I imagine if you asked a lot of colleagues and contacts from my Events time, they wouldn’t have a clue I had diabetes and now I realise that’s not such a good thing. I was always so determined that it wouldn’t stop me doing anything that I would hide it and ignore highs and lows (until close to passing out) because I thought it would make me seem less efficient professionally and I’d be seen as a burden. I now realise how stupid that was. Now, if people don’t get it, I try and educate. If they still don’t get it, then screw them. I’ve still got a lot to learn and I’m far from perfect (how boring would that be?!) But I believe having type 1 has made me make the most out of life and to give people a break sometimes, when maybe I would’ve been quicker to take things as face value. But hey, that’s just me!


Published by

Sarah Jordan

All singing, all dancing type 1 diabetic. Living in Cardiff with my beautiful son, daughter and husband. Deputy Regional Manager at the Royal College of Physicians. Twitter - @SarahSmjordan

12 thoughts on “Having Type 1 can be a positive thing (kind of..!)”

    1. Thanks for reading! Yes I see your point – but I find the pump is so good I forget it’s there. When I say pumping I mean bolusing on the pump and occasionally changing the basal rate.


  1. I read your blog on the JDRF website. I think it’s really important to show that type one can lead to positive outcomes, so thanks for the post! I was diagnosed two years ago almost to the day and it was the worst experience of my life. In a weird way it’s ended up being a positive thing: it lead to several positive changes and proved to me that I (and my wife) could handle the challenges that life will inevitably present. This makes me more confident about us being able to handle difficult situations in the future.


    1. Thanks so much for your comments. I’m glad things are looking up for you and I’m sure you’ve been through a lot of the worst now. It is something we all keep learning more about everyday, but the first few years were the worst for me too. Good luck with everything!
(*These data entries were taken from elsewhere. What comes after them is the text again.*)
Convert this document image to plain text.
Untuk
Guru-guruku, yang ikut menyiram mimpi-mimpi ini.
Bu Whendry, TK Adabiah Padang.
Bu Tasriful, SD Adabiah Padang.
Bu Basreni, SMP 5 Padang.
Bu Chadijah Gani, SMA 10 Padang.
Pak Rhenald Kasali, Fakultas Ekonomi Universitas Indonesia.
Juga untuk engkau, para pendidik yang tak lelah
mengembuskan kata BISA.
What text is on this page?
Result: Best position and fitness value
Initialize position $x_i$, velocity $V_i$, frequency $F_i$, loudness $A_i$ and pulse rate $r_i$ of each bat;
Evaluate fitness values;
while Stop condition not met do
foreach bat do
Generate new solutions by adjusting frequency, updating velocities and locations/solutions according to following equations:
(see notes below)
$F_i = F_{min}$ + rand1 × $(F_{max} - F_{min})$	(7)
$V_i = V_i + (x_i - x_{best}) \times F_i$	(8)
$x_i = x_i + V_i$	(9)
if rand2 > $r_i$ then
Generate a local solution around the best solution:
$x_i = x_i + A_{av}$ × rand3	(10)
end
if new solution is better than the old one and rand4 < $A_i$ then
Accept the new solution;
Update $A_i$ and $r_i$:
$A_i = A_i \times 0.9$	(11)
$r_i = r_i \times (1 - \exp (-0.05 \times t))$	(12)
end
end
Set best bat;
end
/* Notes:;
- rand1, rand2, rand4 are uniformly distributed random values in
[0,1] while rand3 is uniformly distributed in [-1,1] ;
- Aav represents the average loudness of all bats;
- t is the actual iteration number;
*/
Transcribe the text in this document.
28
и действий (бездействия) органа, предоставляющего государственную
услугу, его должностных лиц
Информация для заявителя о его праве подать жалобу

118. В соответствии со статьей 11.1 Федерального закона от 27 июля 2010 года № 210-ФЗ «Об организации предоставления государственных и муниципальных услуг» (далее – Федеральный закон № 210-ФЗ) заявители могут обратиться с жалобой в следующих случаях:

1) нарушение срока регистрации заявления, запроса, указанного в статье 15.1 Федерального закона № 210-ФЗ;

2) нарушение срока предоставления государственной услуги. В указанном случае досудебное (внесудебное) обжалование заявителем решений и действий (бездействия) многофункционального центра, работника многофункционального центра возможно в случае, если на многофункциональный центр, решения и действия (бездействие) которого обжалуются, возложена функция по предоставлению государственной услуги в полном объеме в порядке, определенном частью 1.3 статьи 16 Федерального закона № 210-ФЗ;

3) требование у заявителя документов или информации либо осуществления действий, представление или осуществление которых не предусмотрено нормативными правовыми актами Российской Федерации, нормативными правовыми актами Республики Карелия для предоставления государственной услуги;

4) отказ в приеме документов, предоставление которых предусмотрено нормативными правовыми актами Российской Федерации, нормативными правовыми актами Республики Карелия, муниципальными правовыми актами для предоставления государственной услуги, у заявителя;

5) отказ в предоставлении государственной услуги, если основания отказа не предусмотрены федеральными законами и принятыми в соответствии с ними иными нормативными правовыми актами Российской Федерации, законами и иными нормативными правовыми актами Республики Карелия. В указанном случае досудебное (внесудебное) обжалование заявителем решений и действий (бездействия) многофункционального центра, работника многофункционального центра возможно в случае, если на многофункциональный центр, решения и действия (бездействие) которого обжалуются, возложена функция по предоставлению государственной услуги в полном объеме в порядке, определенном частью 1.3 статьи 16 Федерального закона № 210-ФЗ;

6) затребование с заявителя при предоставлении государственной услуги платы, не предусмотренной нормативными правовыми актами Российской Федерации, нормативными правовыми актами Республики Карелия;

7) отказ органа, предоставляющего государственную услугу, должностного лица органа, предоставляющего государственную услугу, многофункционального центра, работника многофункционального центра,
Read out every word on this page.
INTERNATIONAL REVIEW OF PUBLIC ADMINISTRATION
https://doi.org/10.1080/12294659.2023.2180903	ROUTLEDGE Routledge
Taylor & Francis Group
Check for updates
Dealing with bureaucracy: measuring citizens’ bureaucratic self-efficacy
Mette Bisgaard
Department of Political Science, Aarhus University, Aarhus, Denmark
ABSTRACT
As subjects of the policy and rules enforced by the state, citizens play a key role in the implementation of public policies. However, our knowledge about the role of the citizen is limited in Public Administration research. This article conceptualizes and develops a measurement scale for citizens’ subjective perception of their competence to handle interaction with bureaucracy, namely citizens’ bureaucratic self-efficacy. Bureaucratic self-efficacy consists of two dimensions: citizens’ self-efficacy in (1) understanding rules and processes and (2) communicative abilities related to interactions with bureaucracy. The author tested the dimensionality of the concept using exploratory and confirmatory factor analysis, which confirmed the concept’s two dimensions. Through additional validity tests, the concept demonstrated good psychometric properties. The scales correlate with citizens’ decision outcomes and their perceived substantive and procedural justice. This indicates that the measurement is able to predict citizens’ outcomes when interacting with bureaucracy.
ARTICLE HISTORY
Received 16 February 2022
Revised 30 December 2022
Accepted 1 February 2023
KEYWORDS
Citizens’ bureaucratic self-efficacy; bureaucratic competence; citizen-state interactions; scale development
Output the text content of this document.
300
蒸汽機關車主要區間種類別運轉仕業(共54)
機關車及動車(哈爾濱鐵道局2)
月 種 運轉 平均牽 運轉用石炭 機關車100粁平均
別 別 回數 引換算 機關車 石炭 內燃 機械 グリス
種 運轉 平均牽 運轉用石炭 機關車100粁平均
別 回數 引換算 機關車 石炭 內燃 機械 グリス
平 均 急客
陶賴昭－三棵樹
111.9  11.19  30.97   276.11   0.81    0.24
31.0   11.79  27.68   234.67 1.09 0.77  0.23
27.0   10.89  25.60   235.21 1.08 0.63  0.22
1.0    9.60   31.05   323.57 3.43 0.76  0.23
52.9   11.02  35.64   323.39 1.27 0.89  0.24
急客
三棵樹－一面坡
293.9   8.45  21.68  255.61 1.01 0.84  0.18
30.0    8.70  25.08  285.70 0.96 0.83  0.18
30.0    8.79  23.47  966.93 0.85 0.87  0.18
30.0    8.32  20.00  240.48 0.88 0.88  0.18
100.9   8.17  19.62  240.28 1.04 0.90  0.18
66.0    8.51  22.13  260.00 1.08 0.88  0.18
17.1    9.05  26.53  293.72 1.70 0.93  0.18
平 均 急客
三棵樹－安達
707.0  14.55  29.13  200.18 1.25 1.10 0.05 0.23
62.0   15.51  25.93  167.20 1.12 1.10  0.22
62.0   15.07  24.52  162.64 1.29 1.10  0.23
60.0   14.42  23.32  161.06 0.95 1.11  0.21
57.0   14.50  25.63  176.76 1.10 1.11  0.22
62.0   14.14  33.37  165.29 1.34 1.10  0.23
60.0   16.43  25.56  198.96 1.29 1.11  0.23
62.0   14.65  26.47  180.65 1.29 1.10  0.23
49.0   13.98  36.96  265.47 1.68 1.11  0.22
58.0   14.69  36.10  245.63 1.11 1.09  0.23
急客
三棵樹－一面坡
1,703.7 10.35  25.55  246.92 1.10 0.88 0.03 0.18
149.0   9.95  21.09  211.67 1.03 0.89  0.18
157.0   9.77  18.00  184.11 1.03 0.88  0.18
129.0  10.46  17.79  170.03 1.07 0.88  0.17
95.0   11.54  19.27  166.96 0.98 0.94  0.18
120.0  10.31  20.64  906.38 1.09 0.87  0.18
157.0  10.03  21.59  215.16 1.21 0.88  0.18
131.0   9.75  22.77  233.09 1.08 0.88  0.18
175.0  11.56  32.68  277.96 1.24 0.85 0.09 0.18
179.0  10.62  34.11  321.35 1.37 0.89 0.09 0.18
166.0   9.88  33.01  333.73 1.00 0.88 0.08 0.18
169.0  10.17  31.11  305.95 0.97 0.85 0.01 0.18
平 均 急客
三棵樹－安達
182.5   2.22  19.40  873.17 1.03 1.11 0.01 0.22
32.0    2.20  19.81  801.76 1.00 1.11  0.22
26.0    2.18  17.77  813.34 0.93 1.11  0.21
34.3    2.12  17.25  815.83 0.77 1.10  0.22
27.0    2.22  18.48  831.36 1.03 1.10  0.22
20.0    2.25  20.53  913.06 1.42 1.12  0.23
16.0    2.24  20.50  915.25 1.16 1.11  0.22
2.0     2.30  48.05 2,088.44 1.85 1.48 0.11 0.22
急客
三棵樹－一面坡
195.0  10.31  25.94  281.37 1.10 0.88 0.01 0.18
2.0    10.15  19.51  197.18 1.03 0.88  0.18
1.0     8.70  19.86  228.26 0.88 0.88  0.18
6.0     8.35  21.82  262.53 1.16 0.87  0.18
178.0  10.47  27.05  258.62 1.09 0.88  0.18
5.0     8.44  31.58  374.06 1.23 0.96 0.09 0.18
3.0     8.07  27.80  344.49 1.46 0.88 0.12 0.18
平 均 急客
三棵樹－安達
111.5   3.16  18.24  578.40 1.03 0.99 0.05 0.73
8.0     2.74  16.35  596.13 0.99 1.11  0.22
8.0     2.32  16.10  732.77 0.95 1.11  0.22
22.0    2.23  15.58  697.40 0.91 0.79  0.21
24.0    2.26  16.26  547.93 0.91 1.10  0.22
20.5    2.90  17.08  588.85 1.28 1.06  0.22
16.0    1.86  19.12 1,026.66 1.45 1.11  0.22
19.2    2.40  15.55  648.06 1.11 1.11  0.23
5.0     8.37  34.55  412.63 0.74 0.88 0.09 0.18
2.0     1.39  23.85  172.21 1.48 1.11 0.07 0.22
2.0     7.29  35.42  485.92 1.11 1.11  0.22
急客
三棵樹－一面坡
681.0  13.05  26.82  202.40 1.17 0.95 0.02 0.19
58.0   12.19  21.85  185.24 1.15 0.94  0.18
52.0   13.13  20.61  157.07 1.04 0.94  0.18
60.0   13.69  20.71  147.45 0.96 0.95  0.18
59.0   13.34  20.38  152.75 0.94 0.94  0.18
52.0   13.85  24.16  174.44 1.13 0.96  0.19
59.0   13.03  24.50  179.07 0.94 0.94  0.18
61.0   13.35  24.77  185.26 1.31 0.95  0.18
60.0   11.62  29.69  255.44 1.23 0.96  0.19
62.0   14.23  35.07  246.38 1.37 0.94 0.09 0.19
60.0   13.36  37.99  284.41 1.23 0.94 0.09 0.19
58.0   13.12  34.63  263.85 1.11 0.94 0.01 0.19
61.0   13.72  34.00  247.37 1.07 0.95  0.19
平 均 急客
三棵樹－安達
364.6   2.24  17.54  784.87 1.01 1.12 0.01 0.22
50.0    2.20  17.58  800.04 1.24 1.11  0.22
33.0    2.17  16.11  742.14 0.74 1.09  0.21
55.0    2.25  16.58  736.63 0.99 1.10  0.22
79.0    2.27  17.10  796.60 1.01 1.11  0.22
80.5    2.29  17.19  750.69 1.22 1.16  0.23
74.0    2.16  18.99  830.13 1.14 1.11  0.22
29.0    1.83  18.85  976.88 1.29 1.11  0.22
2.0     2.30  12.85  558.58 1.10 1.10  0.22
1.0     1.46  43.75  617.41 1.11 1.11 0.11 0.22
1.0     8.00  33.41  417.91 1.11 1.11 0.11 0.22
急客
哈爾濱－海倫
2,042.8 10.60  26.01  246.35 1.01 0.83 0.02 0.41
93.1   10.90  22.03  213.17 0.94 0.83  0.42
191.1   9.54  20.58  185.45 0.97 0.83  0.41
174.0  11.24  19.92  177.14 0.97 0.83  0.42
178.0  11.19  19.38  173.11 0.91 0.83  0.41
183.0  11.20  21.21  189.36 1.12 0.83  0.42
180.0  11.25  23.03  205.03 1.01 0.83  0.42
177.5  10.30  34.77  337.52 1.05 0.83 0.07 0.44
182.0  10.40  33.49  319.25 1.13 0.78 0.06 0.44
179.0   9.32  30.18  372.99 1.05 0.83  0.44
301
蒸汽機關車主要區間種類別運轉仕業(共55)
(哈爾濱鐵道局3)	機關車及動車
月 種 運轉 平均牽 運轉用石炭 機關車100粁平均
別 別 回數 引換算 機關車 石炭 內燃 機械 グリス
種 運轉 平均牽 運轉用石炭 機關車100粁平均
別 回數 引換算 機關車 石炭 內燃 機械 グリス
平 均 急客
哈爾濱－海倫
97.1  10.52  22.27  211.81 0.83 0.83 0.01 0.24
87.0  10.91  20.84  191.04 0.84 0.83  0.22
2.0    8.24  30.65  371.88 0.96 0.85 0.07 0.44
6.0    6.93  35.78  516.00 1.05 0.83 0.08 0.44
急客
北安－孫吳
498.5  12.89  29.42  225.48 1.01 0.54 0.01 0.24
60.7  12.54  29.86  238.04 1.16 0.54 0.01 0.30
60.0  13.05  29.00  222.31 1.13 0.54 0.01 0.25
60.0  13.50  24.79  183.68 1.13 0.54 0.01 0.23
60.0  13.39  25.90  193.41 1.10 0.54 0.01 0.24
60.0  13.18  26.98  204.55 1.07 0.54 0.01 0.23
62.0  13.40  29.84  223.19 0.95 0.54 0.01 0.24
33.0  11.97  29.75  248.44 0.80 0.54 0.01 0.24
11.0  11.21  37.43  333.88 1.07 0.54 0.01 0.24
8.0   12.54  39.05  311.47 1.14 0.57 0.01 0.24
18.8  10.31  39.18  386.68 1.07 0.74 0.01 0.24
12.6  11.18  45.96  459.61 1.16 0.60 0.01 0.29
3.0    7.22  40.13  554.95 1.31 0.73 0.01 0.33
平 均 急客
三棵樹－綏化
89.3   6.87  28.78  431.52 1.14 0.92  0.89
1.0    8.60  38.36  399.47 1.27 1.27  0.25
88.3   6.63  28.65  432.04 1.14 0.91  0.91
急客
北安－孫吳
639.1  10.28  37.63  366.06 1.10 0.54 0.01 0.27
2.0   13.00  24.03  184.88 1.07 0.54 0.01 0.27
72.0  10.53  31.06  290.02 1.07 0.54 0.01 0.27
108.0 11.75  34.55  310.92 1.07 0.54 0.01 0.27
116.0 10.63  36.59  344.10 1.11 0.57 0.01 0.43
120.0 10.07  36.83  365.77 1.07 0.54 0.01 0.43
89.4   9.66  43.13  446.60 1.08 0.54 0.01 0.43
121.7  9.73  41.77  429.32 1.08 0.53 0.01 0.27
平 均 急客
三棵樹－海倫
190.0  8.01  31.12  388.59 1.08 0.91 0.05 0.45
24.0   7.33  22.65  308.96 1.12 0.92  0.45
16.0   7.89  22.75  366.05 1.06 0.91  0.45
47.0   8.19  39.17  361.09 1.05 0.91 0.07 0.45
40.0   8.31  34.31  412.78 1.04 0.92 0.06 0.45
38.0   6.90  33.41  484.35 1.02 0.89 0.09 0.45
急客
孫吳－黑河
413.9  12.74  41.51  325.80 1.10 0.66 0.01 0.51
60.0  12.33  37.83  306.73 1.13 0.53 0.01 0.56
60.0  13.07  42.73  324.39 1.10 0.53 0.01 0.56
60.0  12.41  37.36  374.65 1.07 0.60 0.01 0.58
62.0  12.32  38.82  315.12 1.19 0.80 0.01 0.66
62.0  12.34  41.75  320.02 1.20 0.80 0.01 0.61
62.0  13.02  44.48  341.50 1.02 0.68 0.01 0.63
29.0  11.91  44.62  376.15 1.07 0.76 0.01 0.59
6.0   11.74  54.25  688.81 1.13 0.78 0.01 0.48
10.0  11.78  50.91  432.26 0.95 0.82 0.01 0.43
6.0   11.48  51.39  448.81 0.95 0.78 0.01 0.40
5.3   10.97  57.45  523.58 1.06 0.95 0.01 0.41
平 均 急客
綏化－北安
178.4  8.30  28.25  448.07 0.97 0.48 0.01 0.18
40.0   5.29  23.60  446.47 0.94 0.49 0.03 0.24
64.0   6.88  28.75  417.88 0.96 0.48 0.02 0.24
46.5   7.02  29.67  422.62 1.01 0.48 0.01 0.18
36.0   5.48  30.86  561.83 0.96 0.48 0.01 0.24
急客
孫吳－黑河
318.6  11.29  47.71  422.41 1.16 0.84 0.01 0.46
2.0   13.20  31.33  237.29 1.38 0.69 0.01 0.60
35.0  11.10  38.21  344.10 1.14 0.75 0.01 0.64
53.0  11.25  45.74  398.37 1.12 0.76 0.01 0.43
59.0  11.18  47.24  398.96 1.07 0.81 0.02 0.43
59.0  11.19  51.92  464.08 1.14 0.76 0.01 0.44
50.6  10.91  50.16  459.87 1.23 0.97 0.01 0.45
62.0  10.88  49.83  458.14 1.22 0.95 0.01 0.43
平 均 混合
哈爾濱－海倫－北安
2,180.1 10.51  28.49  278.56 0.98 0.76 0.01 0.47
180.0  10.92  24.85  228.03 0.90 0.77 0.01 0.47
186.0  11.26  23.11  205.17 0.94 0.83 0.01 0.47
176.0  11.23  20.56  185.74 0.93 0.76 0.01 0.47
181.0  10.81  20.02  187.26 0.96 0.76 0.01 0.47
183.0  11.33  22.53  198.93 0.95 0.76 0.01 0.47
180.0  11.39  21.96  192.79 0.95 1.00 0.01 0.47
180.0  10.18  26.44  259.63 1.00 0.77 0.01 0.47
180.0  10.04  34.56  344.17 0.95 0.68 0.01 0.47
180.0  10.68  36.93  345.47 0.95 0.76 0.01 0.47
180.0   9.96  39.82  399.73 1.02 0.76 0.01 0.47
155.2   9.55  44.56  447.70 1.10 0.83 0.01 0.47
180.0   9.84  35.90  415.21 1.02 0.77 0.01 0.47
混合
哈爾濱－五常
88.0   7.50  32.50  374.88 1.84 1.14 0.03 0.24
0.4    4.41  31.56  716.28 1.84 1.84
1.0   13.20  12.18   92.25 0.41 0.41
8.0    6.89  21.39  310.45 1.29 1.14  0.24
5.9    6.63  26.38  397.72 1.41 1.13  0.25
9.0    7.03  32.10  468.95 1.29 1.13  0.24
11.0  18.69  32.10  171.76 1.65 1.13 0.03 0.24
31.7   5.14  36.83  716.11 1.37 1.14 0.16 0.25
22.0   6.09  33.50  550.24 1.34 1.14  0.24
  2. This is such a brilliant blog! The bit about colleagues probably not knowing you had diabetes really hit home because I was exactly the same (I worked in events too!). I tried so hard to be ‘normal’ that I missed the opportunity to teach people about diabetes and look after myself properly. Thankfully that’s changed now! Diabetes hasn’t stopped me doing anything in life, but I can’t deny that it’s made me who I am today. It’s just taken me a while to accept that.


    1. Thanks Maria!! Looks like we’re on the same page with a lot of things. It’s a lot easier when you learn to accept it. Really appreciate you commenting.